Question of the Month: What laws and regulations do states have in place regarding schools’ use of restrictive procedures such as “seclusion” and “restraint”?
|Tuesday, September 22, 2015 at 01:55 PM
Over the past decade and a half, via legislation and/or administrative rules, many states in the Midwest have established new standards, training requirements and limits on the use of these procedures, which are typically used in response to serious behavioral problems exhibited by students. This trend continued in 2015 with actions taken by the Kansas Legislature. Under HB 2170, signed into law in May, physical restraint or seclusion can only be used on students when they present a “reasonable and immediate danger of physical harm” to themselves or others.
By March of next year, the Kansas Board of Education must adopt rules and regulations on the use of “emergency safety interventions.” In August, the board gave initial approval to the new statewide parameters.
HB 2170 also has some of the same provisions included in many other recently adopted state laws: for example, parents must be notified when seclusion or restraint has been used on their child, and local schools and the state Department of Education must report the incidents and compile data on them.
The U.S. Department of Education definesphysical restraint as “a personal restriction that immobilizes or reduces the ability of a student to move his or her torso, arms, legs or head freely,” and seclusion as “the involuntary confinement of a student alone in a room or area from which the student is physically prevented from leaving.”
These restrictive procedures are disproportionately employed on students with disabilities — 70 percent of all restraint incidents during the 2009-10 school year, the U.S. Department of Education reports.
In 2009, the U.S. Government Accountability Office identified several hundred cases of alleged abuse, including deaths, related to the use of restraint or seclusion in the nation’s schools.
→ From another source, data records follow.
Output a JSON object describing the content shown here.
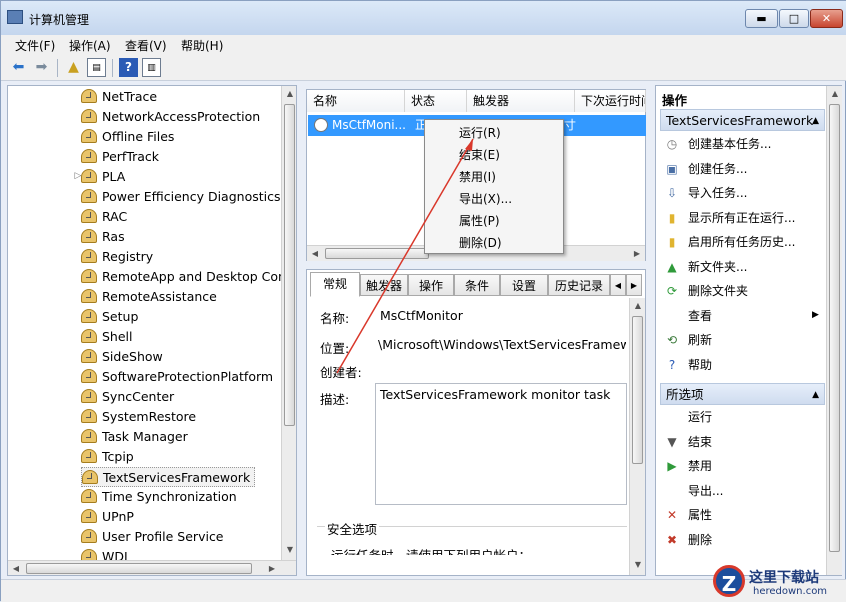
{
  "window": {
    "title": "计算机管理",
    "min": "▬",
    "max": "□",
    "close": "✕"
  },
  "menu": [
    "文件(F)",
    "操作(A)",
    "查看(V)",
    "帮助(H)"
  ],
  "tree": {
    "items": [
      "NetTrace",
      "NetworkAccessProtection",
      "Offline Files",
      "PerfTrack",
      "PLA",
      "Power Efficiency Diagnostics",
      "RAC",
      "Ras",
      "Registry",
      "RemoteApp and Desktop Conn",
      "RemoteAssistance",
      "Setup",
      "Shell",
      "SideShow",
      "SoftwareProtectionPlatform",
      "SyncCenter",
      "SystemRestore",
      "Task Manager",
      "Tcpip",
      "TextServicesFramework",
      "Time Synchronization",
      "UPnP",
      "User Profile Service",
      "WDI"
    ],
    "selected": "TextServicesFramework",
    "expander_item": "PLA"
  },
  "list": {
    "columns": [
      "名称",
      "状态",
      "触发器",
      "下次运行时间"
    ],
    "row": {
      "name": "MsCtfMoni...",
      "status": "正",
      "trigger_tail": "寸"
    }
  },
  "context_menu": [
    "运行(R)",
    "结束(E)",
    "禁用(I)",
    "导出(X)...",
    "属性(P)",
    "删除(D)"
  ],
  "tabs": [
    "常规",
    "触发器",
    "操作",
    "条件",
    "设置",
    "历史记录"
  ],
  "general": {
    "name_label": "名称:",
    "name_value": "MsCtfMonitor",
    "location_label": "位置:",
    "location_value": "\\Microsoft\\Windows\\TextServicesFramewo",
    "author_label": "创建者:",
    "desc_label": "描述:",
    "desc_value": "TextServicesFramework monitor task",
    "security_label": "安全选项",
    "security_text": "运行任务时，请使用下列用户帐户："
  },
  "actions": {
    "header": "操作",
    "section1": "TextServicesFramework",
    "items1": [
      "创建基本任务...",
      "创建任务...",
      "导入任务...",
      "显示所有正在运行...",
      "启用所有任务历史...",
      "新文件夹...",
      "删除文件夹",
      "查看",
      "刷新",
      "帮助"
    ],
    "section2": "所选项",
    "items2": [
      "运行",
      "结束",
      "禁用",
      "导出...",
      "属性",
      "删除"
    ]
  },
  "watermark": {
    "logo": "Z",
    "cn": "这里下载站",
    "en": "heredown.com"
  },
  "colors": {
    "selection": "#3399ff",
    "accent": "#1d4e9c"
  }
}
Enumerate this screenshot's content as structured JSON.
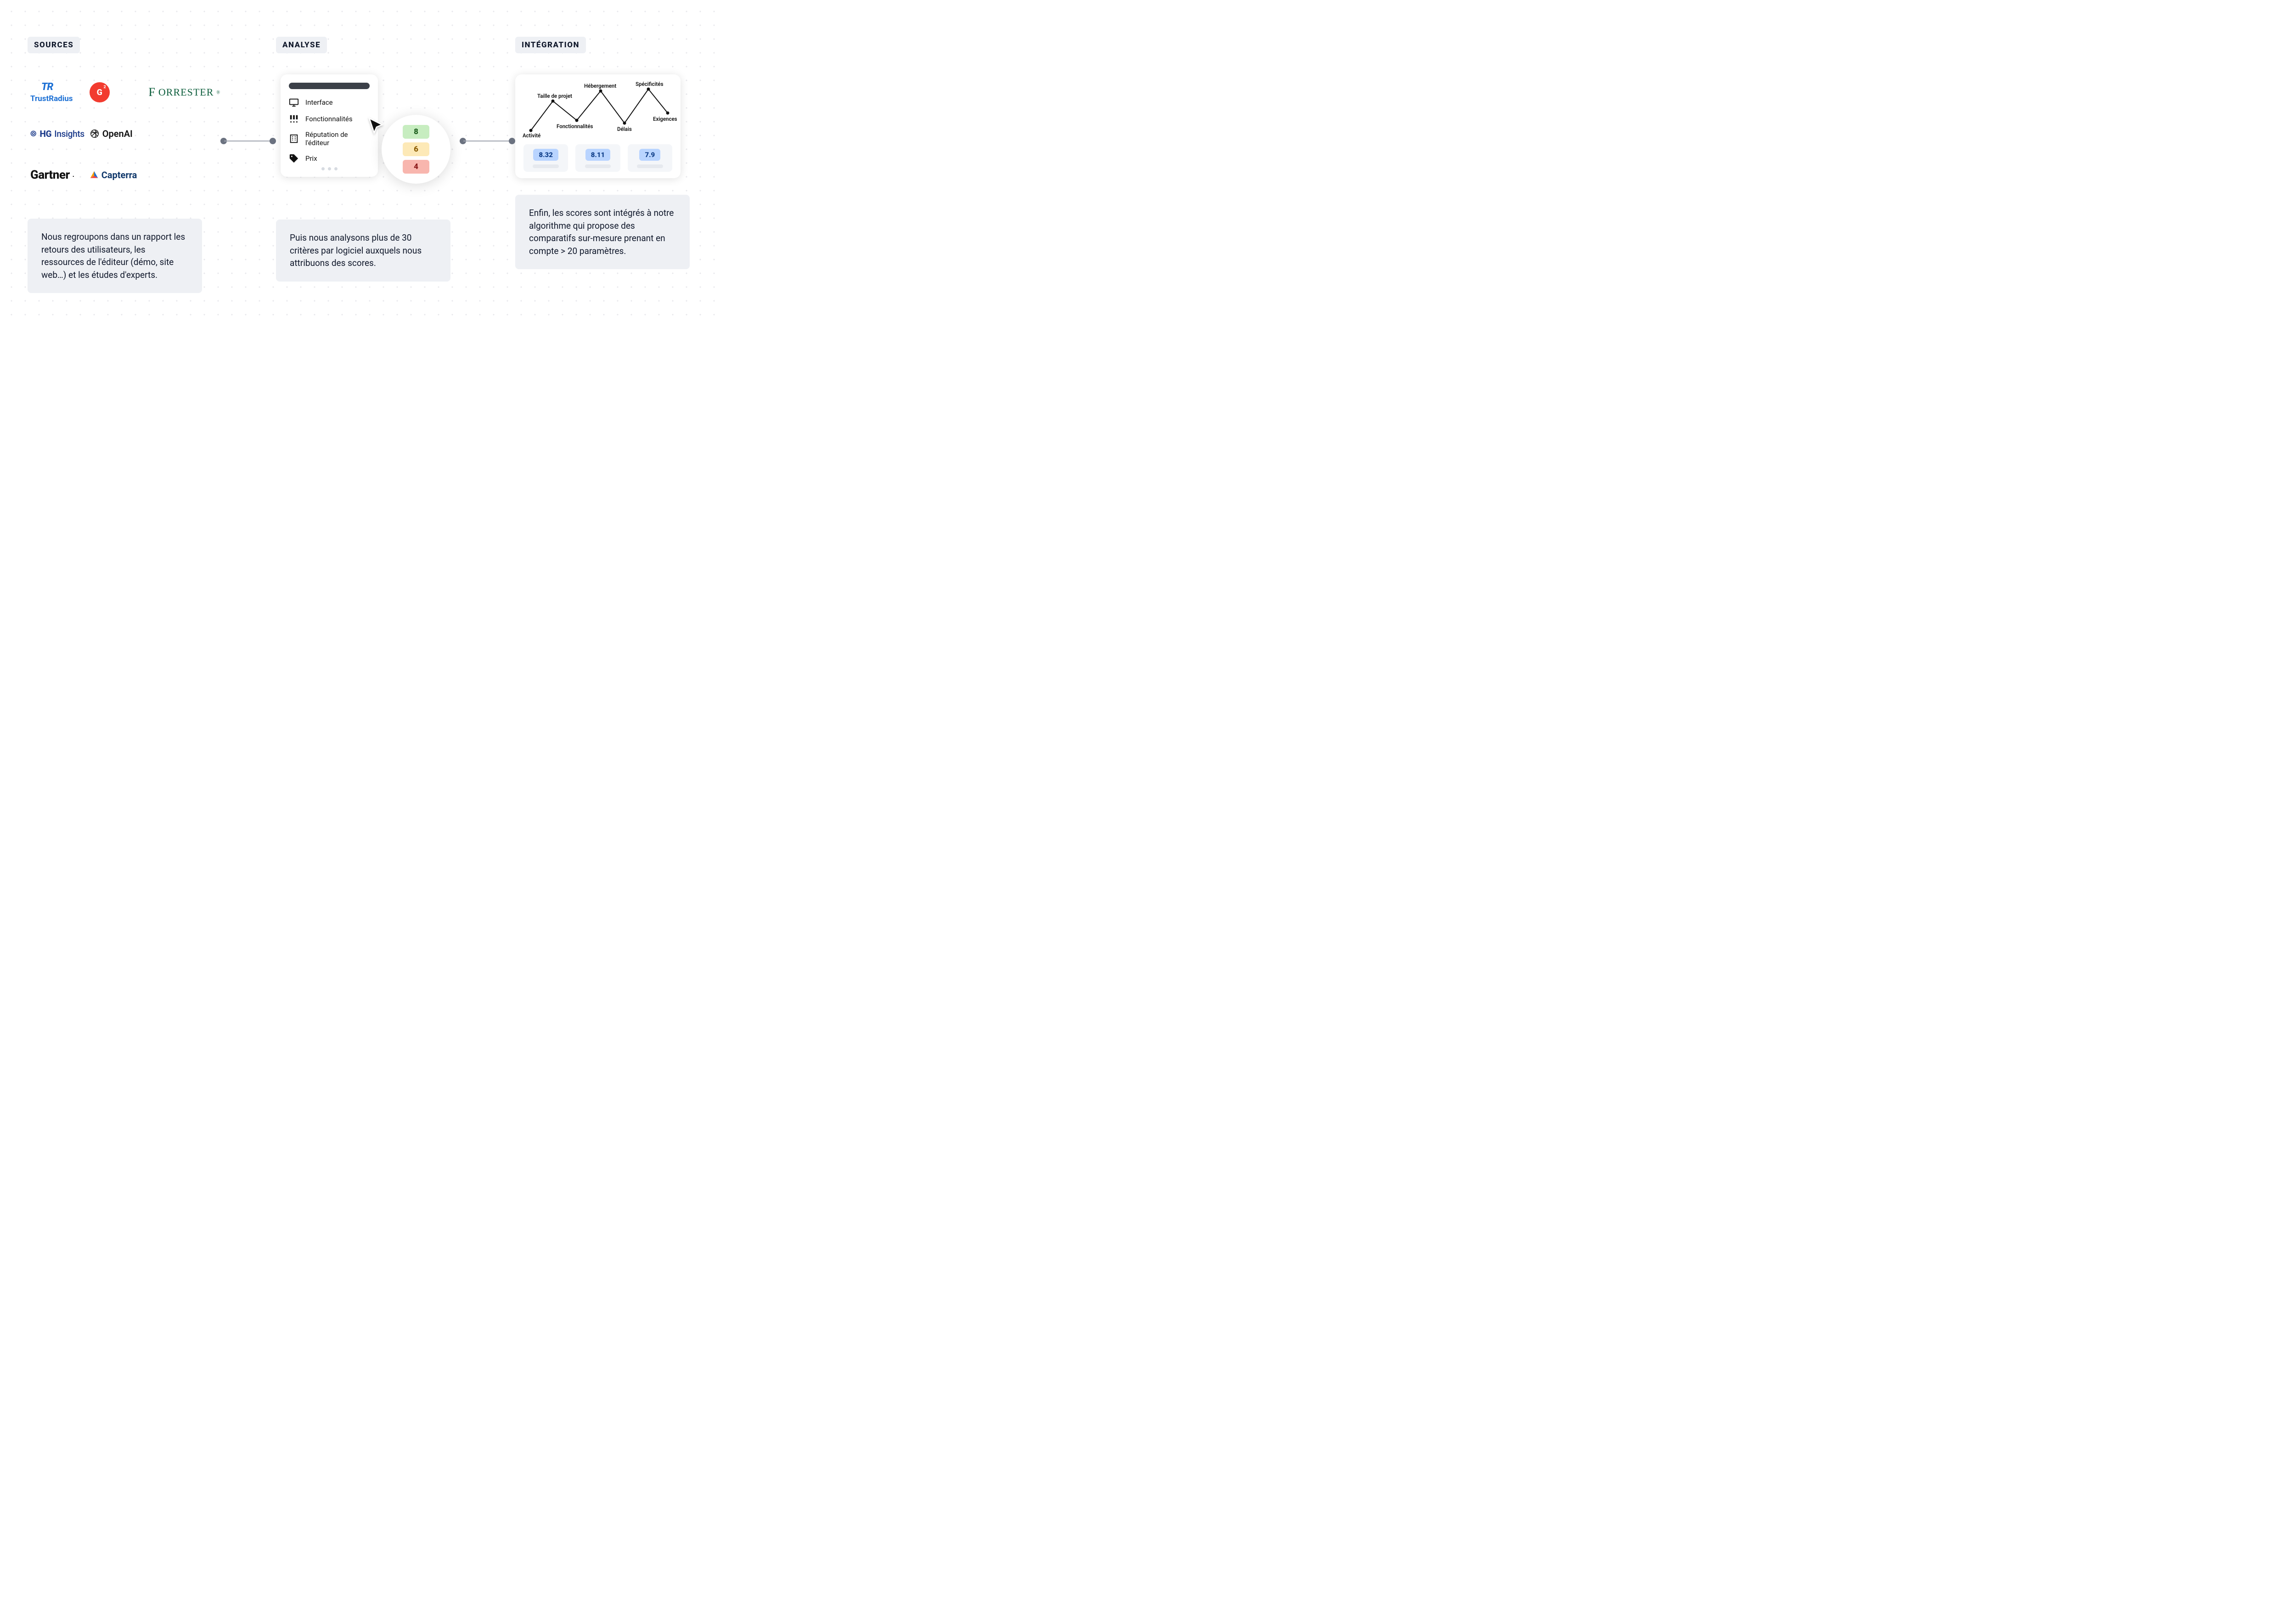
{
  "sources": {
    "tag": "SOURCES",
    "logos": {
      "trustradius": "TrustRadius",
      "forrester_pre": "F",
      "forrester_rest": "ORRESTER",
      "hg_pre": "HG",
      "hg_rest": "Insights",
      "openai": "OpenAI",
      "gartner": "Gartner",
      "capterra": "Capterra"
    },
    "description": "Nous regroupons dans un rapport les retours des utilisateurs, les ressources de l'éditeur (démo, site web…) et les études d'experts."
  },
  "analysis": {
    "tag": "ANALYSE",
    "criteria": {
      "interface": "Interface",
      "features": "Fonctionnalités",
      "reputation": "Réputation de l'éditeur",
      "price": "Prix"
    },
    "scores": {
      "high": "8",
      "mid": "6",
      "low": "4"
    },
    "description": "Puis nous analysons plus de 30 critères par logiciel auxquels nous attribuons des scores."
  },
  "integration": {
    "tag": "INTÉGRATION",
    "labels": {
      "activity": "Activité",
      "project_size": "Taille de projet",
      "features": "Fonctionnalités",
      "hosting": "Hébergement",
      "deadlines": "Délais",
      "specificities": "Spécificités",
      "requirements": "Exigences"
    },
    "results": {
      "a": "8.32",
      "b": "8.11",
      "c": "7.9"
    },
    "description": "Enfin, les scores sont intégrés à notre algorithme qui propose  des comparatifs sur-mesure prenant en compte > 20 paramètres."
  },
  "chart_data": {
    "type": "line",
    "categories": [
      "Activité",
      "Taille de projet",
      "Fonctionnalités",
      "Hébergement",
      "Délais",
      "Spécificités",
      "Exigences"
    ],
    "values": [
      0.05,
      0.65,
      0.3,
      0.85,
      0.25,
      0.9,
      0.45
    ],
    "title": "",
    "xlabel": "",
    "ylabel": "",
    "ylim": [
      0,
      1
    ]
  }
}
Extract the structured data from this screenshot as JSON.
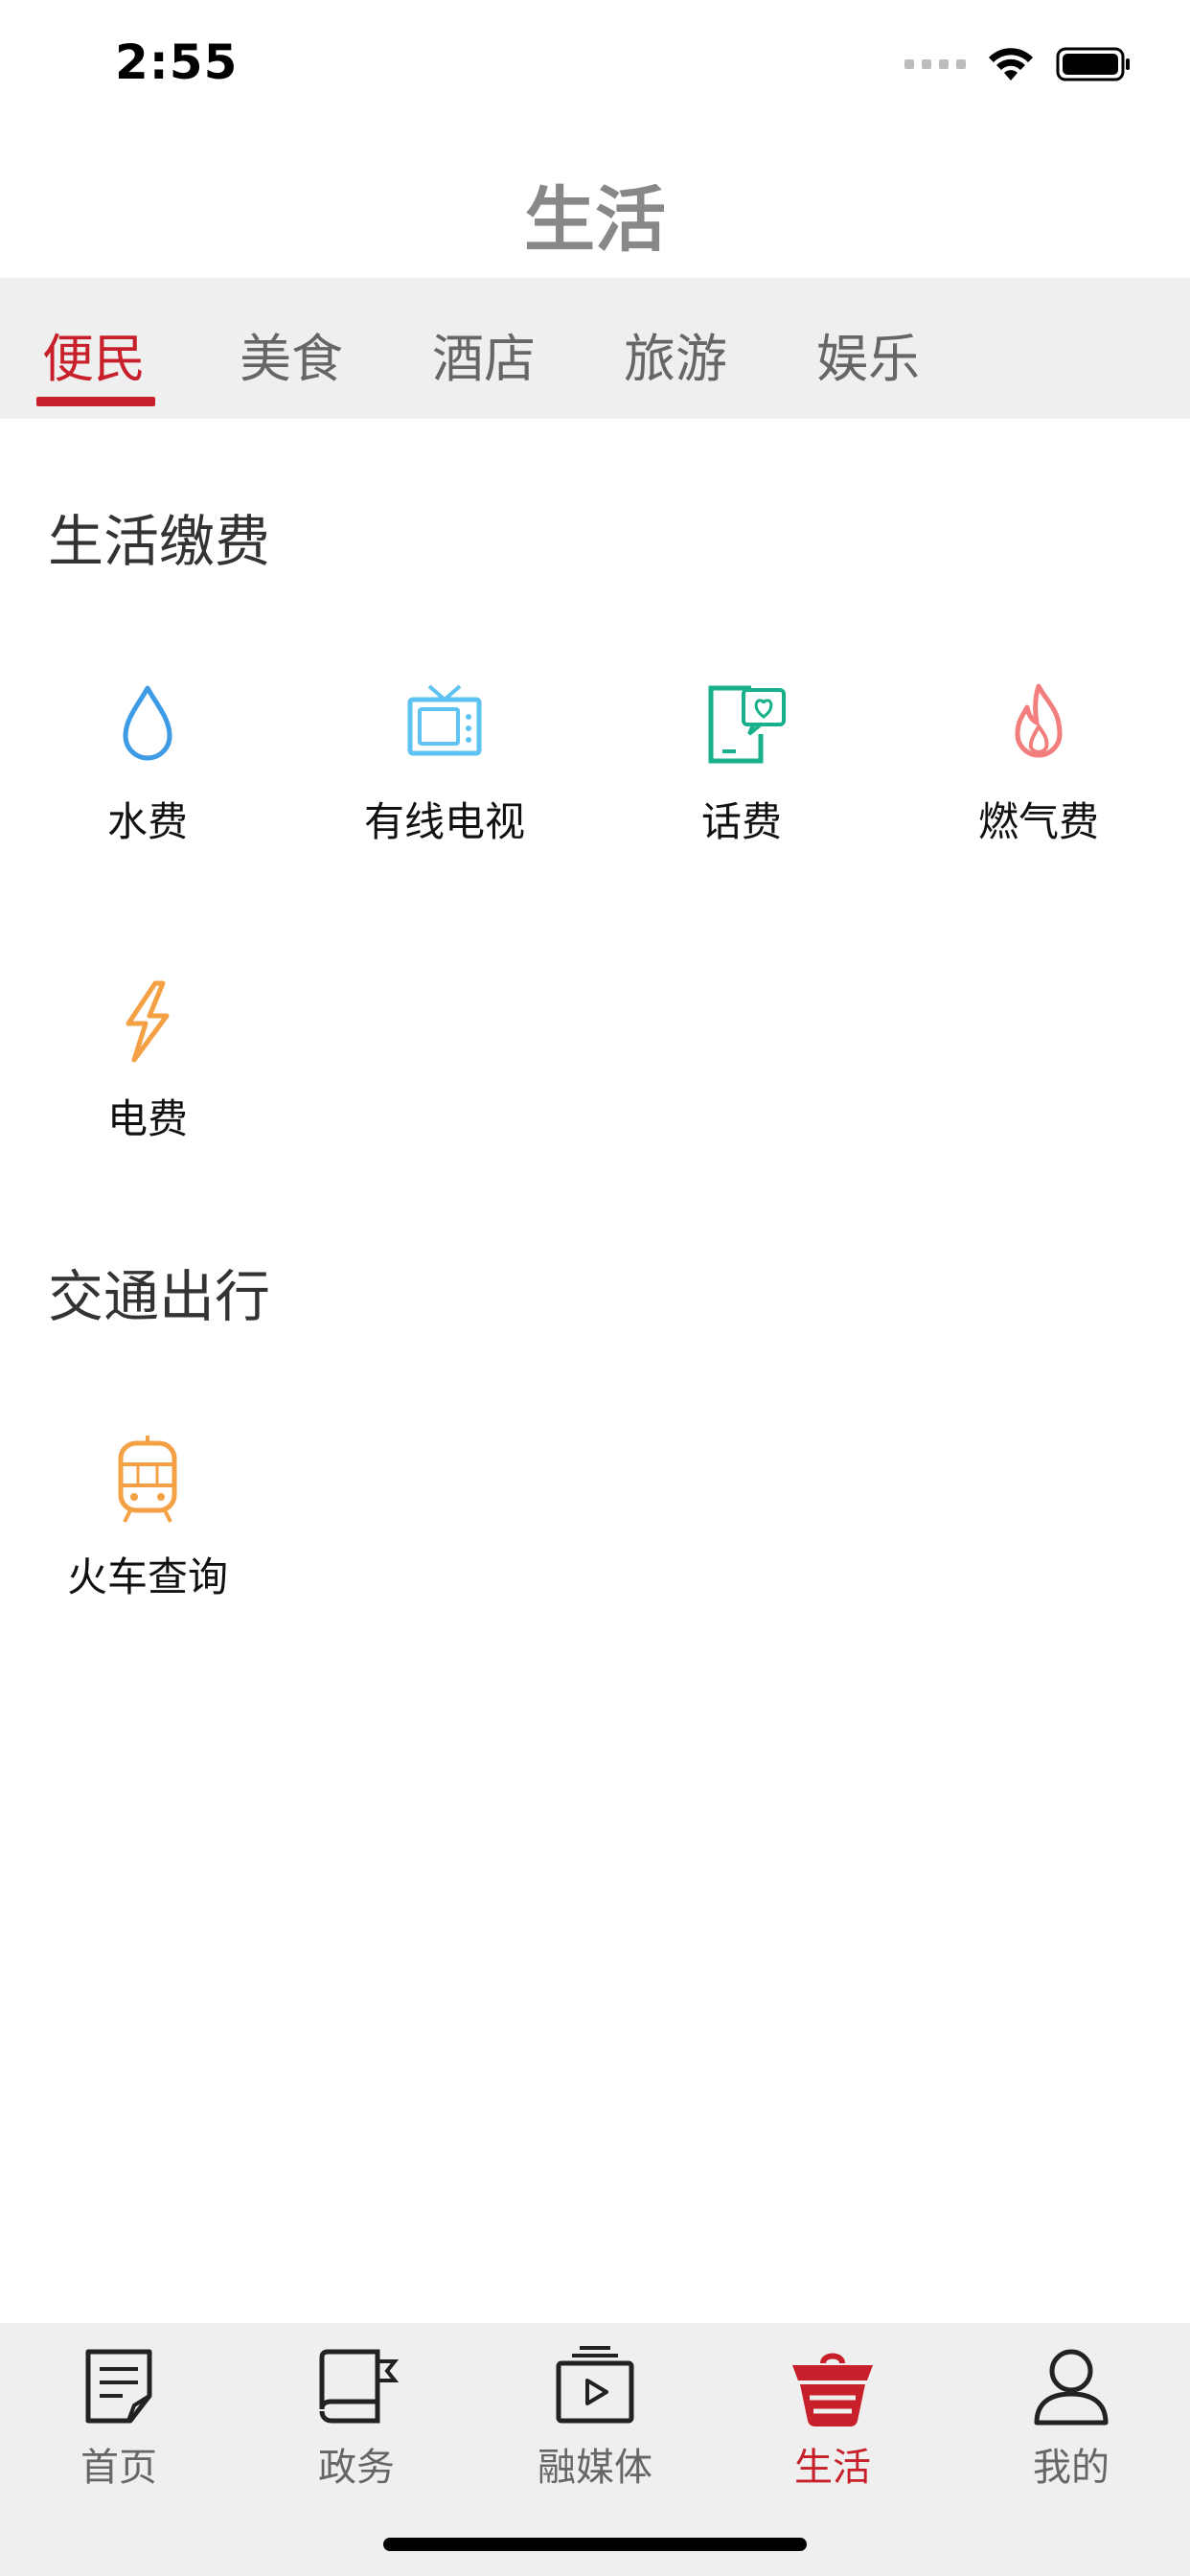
{
  "status": {
    "time": "2:55"
  },
  "header": {
    "title": "生活"
  },
  "tabs": [
    {
      "label": "便民",
      "active": true
    },
    {
      "label": "美食"
    },
    {
      "label": "酒店"
    },
    {
      "label": "旅游"
    },
    {
      "label": "娱乐"
    }
  ],
  "sections": {
    "utilities": {
      "title": "生活缴费",
      "items": [
        {
          "label": "水费",
          "icon": "water-drop-icon"
        },
        {
          "label": "有线电视",
          "icon": "tv-icon"
        },
        {
          "label": "话费",
          "icon": "phone-bill-icon"
        },
        {
          "label": "燃气费",
          "icon": "flame-icon"
        },
        {
          "label": "电费",
          "icon": "lightning-icon"
        }
      ]
    },
    "transport": {
      "title": "交通出行",
      "items": [
        {
          "label": "火车查询",
          "icon": "train-icon"
        }
      ]
    }
  },
  "bottom_nav": [
    {
      "label": "首页",
      "icon": "news-icon"
    },
    {
      "label": "政务",
      "icon": "book-flag-icon"
    },
    {
      "label": "融媒体",
      "icon": "media-tv-icon"
    },
    {
      "label": "生活",
      "icon": "basket-icon",
      "active": true
    },
    {
      "label": "我的",
      "icon": "user-icon"
    }
  ],
  "colors": {
    "accent": "#c8202a",
    "water": "#3e9be6",
    "tv": "#5ec3f2",
    "phone": "#17b08a",
    "flame": "#f27e7e",
    "electric": "#f4a044",
    "train": "#f4a044"
  }
}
The GAO report’s findings have been one of the factors driving the recent push for new state and federal laws.
HR 927, introduced earlier this year in the U.S. Congress, would limit restraint and seclusion to emergency situations in schools across the country. The legislation would also require parental notification, data collection and training.
But absent a new federal law, policy decisions are left to state legislatures, state boards of education, and/or local school administrators and officials. The Autism National Committee lists Illinois, Indiana, Iowa, Kansas, Ohio and Wisconsin among the 25 U.S. states with “meaningful protections” to protect all children from seclusion and restraint. (According to the group’s July 2015 study, Minnesota’s “meaningful protections” extend only to children with disabilities.)
These states, for example, have legally binding restrictions limiting the use of restraint and seclusion to emergency situations and/or requiring that less-restrictive measures be tried first. Some state laws outright ban certain types of restraints — prone restraint (placing a student in a face-down position) is prohibited in Iowa and Ohio, and Indiana and Wisconsin forbid any restraint that impairs breathing.
More states are also requiring that school personnel receive training in how to de-escalate conflicts (Illinois, Indiana, Minnesota, Ohio and Wisconsin) or how to safely and appropriately use seclusion and physical restraint (Illinois, Indiana, Iowa and Minnesota).